Dr. Heinig’s lecture was composed of two main parts: the science of forensic DNA testing and an open discussion of her experiences working for government and private laboratories. Students were introduced to the basics of DNA and the biology of forensic DNA fingerprinting for human identification. This was followed by a discussion of real-world applications, with Dr. Heinig detailing first-hand accounts of her experience in both the public sector, working in a government crime lab in Cleveland, Ohio, and in her current position at DDC’s private, independent forensic DNA lab in Fairfield, Ohio.

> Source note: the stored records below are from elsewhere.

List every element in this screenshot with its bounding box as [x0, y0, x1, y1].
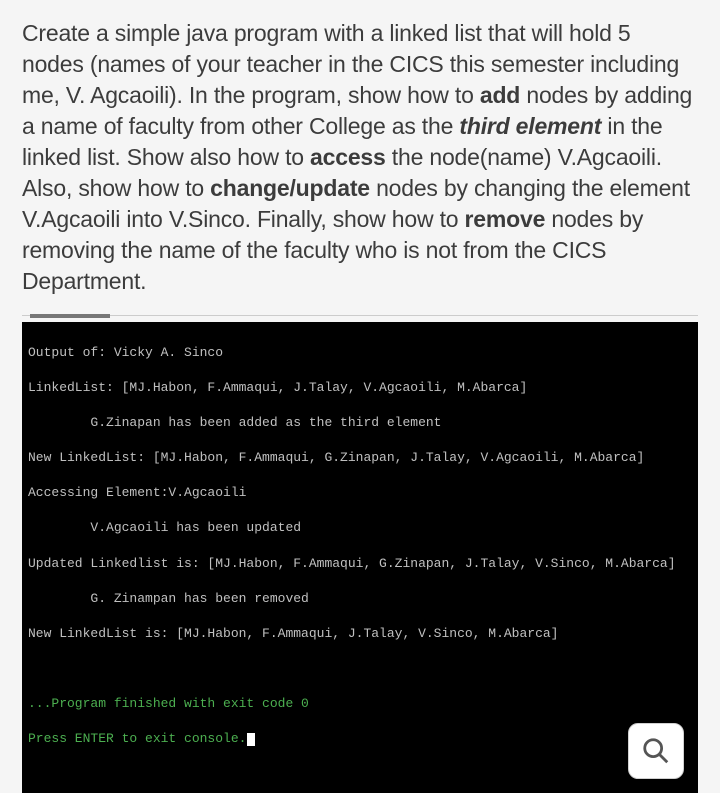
console-exit-line: ...Program finished with exit code 0 — [28, 695, 692, 713]
bolditalic-third-element: third element — [459, 113, 601, 139]
console-container: Output of: Vicky A. Sinco LinkedList: [M… — [22, 315, 698, 792]
console-line: LinkedList: [MJ.Habon, F.Ammaqui, J.Tala… — [28, 379, 692, 397]
console-line: Updated Linkedlist is: [MJ.Habon, F.Amma… — [28, 555, 692, 573]
problem-statement: Create a simple java program with a link… — [22, 18, 698, 297]
bold-remove: remove — [465, 206, 546, 232]
console-line: Output of: Vicky A. Sinco — [28, 344, 692, 362]
console-line: G. Zinampan has been removed — [28, 590, 692, 608]
cursor-icon — [247, 733, 255, 746]
bold-change-update: change/update — [210, 175, 370, 201]
search-icon — [641, 736, 671, 766]
console-press-enter: Press ENTER to exit console. — [28, 730, 692, 748]
bold-add: add — [480, 82, 520, 108]
console-line: New LinkedList is: [MJ.Habon, F.Ammaqui,… — [28, 625, 692, 643]
console-blank — [28, 660, 692, 678]
console-output: Output of: Vicky A. Sinco LinkedList: [M… — [22, 322, 698, 792]
console-line: New LinkedList: [MJ.Habon, F.Ammaqui, G.… — [28, 449, 692, 467]
magnify-button[interactable] — [628, 723, 684, 779]
console-line: Accessing Element:V.Agcaoili — [28, 484, 692, 502]
console-line: G.Zinapan has been added as the third el… — [28, 414, 692, 432]
tab-stub — [30, 314, 110, 318]
bold-access: access — [310, 144, 386, 170]
console-line: V.Agcaoili has been updated — [28, 519, 692, 537]
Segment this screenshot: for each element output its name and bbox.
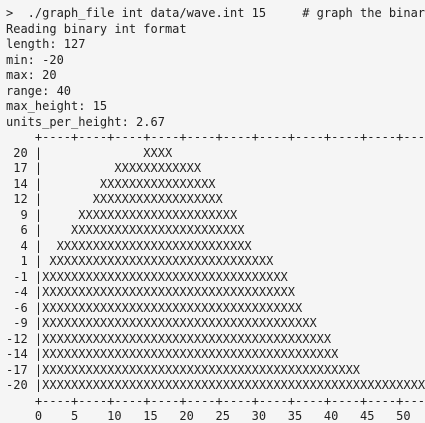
row-bar: | XXXXXXXXXXXXXXXXXXXXXXXX [27, 223, 245, 237]
histogram-row: 17 | XXXXXXXXXXXX [6, 161, 425, 177]
top-axis: +----+----+----+----+----+----+----+----… [34, 130, 425, 144]
row-label: 20 [6, 145, 28, 160]
row-bar: |XXXXXXXXXXXXXXXXXXXXXXXXXXXXXXXXXXXXXXX… [27, 331, 332, 346]
row-label: -6 [6, 300, 28, 315]
program-output: Reading binary int format length: 127 min:… [6, 22, 425, 131]
row-label: -4 [6, 285, 28, 299]
row-bar: |XXXXXXXXXXXXXXXXXXXXXXXXXXXXXXXXXXX [27, 285, 295, 299]
output-line: max_height: 15 [6, 99, 108, 113]
row-label: 6 [6, 223, 28, 237]
histogram-row: -9 |XXXXXXXXXXXXXXXXXXXXXXXXXXXXXXXXXXXX… [6, 316, 425, 332]
row-label: -12 [6, 331, 28, 346]
row-bar: | XXXXXXXXXXXXXXXXXXXXXXXXXXXXXXX [27, 254, 274, 268]
histogram-row: 20 | XXXX [6, 146, 425, 162]
row-label: -20 [6, 378, 28, 392]
row-bar: | XXXXXXXXXXXXXXXX [27, 176, 216, 191]
histogram-row: -17 |XXXXXXXXXXXXXXXXXXXXXXXXXXXXXXXXXXX… [6, 363, 425, 379]
histogram-row: -20 |XXXXXXXXXXXXXXXXXXXXXXXXXXXXXXXXXXX… [6, 378, 425, 394]
x-tick-labels: 0 5 10 15 20 25 30 35 40 45 50 [6, 409, 411, 423]
command-line: > ./graph_file int data/wave.int 15 # gr… [6, 6, 425, 20]
row-bar: |XXXXXXXXXXXXXXXXXXXXXXXXXXXXXXXXXXXXXX [27, 316, 317, 330]
row-bar: |XXXXXXXXXXXXXXXXXXXXXXXXXXXXXXXXXXXXXXX… [34, 378, 425, 392]
histogram-row: 4 | XXXXXXXXXXXXXXXXXXXXXXXXXXX [6, 239, 425, 255]
output-line: max: 20 [6, 68, 57, 82]
histogram-row: 1 | XXXXXXXXXXXXXXXXXXXXXXXXXXXXXXX [6, 254, 425, 270]
row-label: 14 [6, 176, 28, 191]
row-bar: |XXXXXXXXXXXXXXXXXXXXXXXXXXXXXXXXXXXXXXX… [27, 362, 425, 377]
row-bar: | XXXX [27, 145, 173, 160]
row-label: -14 [6, 347, 28, 361]
text-histogram: +----+----+----+----+----+----+----+----… [6, 130, 425, 423]
row-label: -17 [6, 362, 28, 377]
histogram-row: -6 |XXXXXXXXXXXXXXXXXXXXXXXXXXXXXXXXXXXX [6, 301, 425, 317]
output-line: range: 40 [6, 83, 72, 98]
row-label: 1 [6, 254, 28, 268]
row-bar: | XXXXXXXXXXXXXXXXXX [27, 192, 223, 206]
row-label: -1 [6, 269, 28, 284]
row-bar: | XXXXXXXXXXXXXXXXXXXXXXXXXXX [27, 238, 252, 253]
bottom-axis: +----+----+----+----+----+----+----+----… [34, 393, 425, 408]
row-bar: | XXXXXXXXXXXX [27, 161, 202, 175]
output-line: length: 127 [6, 37, 86, 51]
histogram-row: 14 | XXXXXXXXXXXXXXXX [6, 177, 425, 193]
row-bar: | XXXXXXXXXXXXXXXXXXXXXX [27, 207, 238, 222]
row-bar: |XXXXXXXXXXXXXXXXXXXXXXXXXXXXXXXXXXXX [27, 300, 303, 315]
row-label: 4 [6, 238, 28, 253]
row-label: -9 [6, 316, 28, 330]
output-line: min: -20 [6, 52, 64, 67]
row-label: 12 [6, 192, 28, 206]
histogram-row: 6 | XXXXXXXXXXXXXXXXXXXXXXXX [6, 223, 425, 239]
histogram-row: -14 |XXXXXXXXXXXXXXXXXXXXXXXXXXXXXXXXXXX… [6, 347, 425, 363]
output-line: units_per_height: 2.67 [6, 114, 165, 129]
histogram-row: 9 | XXXXXXXXXXXXXXXXXXXXXX [6, 208, 425, 224]
output-line: Reading binary int format [6, 21, 187, 36]
histogram-row: 12 | XXXXXXXXXXXXXXXXXX [6, 192, 425, 208]
row-bar: |XXXXXXXXXXXXXXXXXXXXXXXXXXXXXXXXXX [27, 269, 288, 284]
row-label: 17 [6, 161, 28, 175]
histogram-row: -12 |XXXXXXXXXXXXXXXXXXXXXXXXXXXXXXXXXXX… [6, 332, 425, 348]
histogram-rows: 20 | XXXX 17 | XXXXXXXXXXXX 14 | XXXXXXX… [6, 146, 425, 394]
histogram-row: -4 |XXXXXXXXXXXXXXXXXXXXXXXXXXXXXXXXXXX [6, 285, 425, 301]
row-label: 9 [6, 207, 28, 222]
histogram-row: -1 |XXXXXXXXXXXXXXXXXXXXXXXXXXXXXXXXXX [6, 270, 425, 286]
terminal-window[interactable]: > ./graph_file int data/wave.int 15 # gr… [0, 0, 425, 423]
row-bar: |XXXXXXXXXXXXXXXXXXXXXXXXXXXXXXXXXXXXXXX… [27, 347, 339, 361]
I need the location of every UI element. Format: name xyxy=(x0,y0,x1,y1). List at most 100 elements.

Dr. Heinig has a unique perspective as an analyst who began her career not only inside forensic laboratories analyzing samples, but also out in the field, at crime scenes, collecting forensic evidence. Today, at DDC, a case may still take her back to a crime scene, but her primary site of expertise is the laboratory, carefully analyzing DNA evidence and preparing or interpreting the forensic reports. Regularly testifying in court as a DNA expert witness, Dr. Heinig’s clients include both law enforcement officials and defense attorneys.
In her lecture, Dr. Heinig emphasized the importance of focusing strictly on the science of the evidence, without bias— a policy that a neutral and independent laboratory such as DDC stands by. The lecture reflected this objectivity with many case stories that demonstrated the impartial power of DNA for identification.
Dr. Heinig hopes that through the lectures at these prestigious Kentucky law schools, students are imparted with knowledge that will help them in their pursuit of justice, wherever their careers take them—whether it be the District Attorney’s office, or the Public Defender’s office, or in a private practice.